Countries Conclude Balkan Talks

On July 18, 20 countries, including the United States, wrapped up more than two years of troubled negotiations aimed at bolstering confidence- and security-building measures among states in and around the war-torn Balkans. However, the talks’ final four-page document is modest, consisting mostly of voluntary steps countries may take to build on existing commitments.

Article V of the 1995 Dayton Peace Accords, which ended fighting among Bosnia and Herzegovina, Croatia, and the Federal Republic of Yugoslavia, called for negotiations “establishing a regional balance in and around the former Yugoslavia.” A chairman for these talks was not appointed until December 1997, and it took Article V participants, including all the countries in southeastern Europe and other interested countries, nearly a year to agree on a mandate. They ultimately decided not to negotiate an arms control treaty capping weapons levels.

Instead, the talks’ objective became obliging Yugoslavia to undertake commitments similar to those in the Vienna Document. A product of the Organization for Security and Cooperation in Europe (OSCE), the Vienna Document aims to foster transparency and cooperation among the now-55 OSCE member states and calls on countries to exchange information on their militaries, provide notice of certain military exercises, and host foreign military visits.

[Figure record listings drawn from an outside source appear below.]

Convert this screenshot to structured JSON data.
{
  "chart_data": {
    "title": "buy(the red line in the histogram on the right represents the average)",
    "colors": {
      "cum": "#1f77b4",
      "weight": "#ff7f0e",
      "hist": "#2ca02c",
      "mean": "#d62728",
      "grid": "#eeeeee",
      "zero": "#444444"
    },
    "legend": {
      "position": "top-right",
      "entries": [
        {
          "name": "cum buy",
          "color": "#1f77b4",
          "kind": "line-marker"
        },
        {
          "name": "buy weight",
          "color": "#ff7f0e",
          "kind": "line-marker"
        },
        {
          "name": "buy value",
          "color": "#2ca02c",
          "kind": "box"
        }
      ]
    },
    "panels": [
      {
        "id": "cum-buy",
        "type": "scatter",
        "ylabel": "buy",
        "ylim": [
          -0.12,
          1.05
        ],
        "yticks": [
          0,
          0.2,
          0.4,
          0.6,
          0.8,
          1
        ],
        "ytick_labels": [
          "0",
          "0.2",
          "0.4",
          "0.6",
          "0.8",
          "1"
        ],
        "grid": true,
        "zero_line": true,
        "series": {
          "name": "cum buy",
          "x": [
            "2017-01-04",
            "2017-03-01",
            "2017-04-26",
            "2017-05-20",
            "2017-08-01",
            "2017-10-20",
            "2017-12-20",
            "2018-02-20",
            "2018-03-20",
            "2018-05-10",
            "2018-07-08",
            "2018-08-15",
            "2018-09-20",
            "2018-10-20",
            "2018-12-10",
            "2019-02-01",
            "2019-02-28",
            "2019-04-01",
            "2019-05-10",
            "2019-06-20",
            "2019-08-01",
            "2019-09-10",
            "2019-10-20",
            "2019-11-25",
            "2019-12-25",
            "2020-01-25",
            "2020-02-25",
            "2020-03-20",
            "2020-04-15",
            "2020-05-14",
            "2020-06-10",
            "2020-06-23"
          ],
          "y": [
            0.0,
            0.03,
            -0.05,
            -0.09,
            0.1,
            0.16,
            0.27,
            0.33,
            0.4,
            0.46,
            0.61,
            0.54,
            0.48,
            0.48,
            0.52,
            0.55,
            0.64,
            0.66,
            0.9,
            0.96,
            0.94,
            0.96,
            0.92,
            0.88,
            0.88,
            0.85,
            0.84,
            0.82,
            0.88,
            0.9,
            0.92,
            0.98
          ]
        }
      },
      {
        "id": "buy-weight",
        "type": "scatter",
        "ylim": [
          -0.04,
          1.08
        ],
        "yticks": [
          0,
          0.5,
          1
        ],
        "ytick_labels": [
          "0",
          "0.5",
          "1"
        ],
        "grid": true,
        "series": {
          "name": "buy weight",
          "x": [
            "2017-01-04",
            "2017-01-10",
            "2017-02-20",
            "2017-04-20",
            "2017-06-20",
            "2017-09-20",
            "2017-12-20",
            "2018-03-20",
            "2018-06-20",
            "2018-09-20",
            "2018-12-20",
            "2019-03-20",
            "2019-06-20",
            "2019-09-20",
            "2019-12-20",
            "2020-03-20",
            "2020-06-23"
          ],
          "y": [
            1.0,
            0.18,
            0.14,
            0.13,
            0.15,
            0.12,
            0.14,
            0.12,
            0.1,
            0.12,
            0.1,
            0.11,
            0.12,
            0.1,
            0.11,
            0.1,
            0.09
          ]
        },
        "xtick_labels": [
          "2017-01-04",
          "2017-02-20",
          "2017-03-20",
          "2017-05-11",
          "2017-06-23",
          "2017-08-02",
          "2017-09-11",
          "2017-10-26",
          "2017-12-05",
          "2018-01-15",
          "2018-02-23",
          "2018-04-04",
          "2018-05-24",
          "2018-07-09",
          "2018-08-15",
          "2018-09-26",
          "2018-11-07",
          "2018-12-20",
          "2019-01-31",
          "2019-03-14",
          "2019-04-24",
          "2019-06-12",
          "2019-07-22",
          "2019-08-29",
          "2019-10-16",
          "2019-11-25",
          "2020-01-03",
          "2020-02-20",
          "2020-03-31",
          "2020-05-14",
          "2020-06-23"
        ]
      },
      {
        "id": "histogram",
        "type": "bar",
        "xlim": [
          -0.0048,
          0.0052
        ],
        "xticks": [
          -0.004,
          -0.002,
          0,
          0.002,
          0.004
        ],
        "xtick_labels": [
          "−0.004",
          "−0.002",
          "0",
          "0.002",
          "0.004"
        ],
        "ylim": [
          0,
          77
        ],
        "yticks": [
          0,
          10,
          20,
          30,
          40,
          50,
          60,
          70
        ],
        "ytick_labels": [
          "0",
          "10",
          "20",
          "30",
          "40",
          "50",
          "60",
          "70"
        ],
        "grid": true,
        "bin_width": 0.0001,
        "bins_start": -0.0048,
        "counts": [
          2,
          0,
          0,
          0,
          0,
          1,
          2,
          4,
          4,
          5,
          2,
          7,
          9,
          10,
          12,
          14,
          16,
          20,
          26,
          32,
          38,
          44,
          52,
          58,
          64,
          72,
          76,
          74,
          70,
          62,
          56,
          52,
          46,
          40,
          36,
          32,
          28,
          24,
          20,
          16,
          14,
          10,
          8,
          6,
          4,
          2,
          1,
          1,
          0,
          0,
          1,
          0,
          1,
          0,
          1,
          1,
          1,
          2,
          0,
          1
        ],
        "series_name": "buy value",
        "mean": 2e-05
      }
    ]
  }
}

But the Article V negotiations lost their impetus after Yugoslavia joined the OSCE last November, thereby pledging to adhere to the Vienna Document, following the October ouster of long-time Yugoslav President Slobodan Milosevic. As a result, the “Concluding Document” of the Article V process merely includes several references encouraging countries to expand upon or enhance measures outlined in the Vienna Document. A commission will meet at least once a year to review implementation of the Concluding Document, which will become effective January 1, 2002.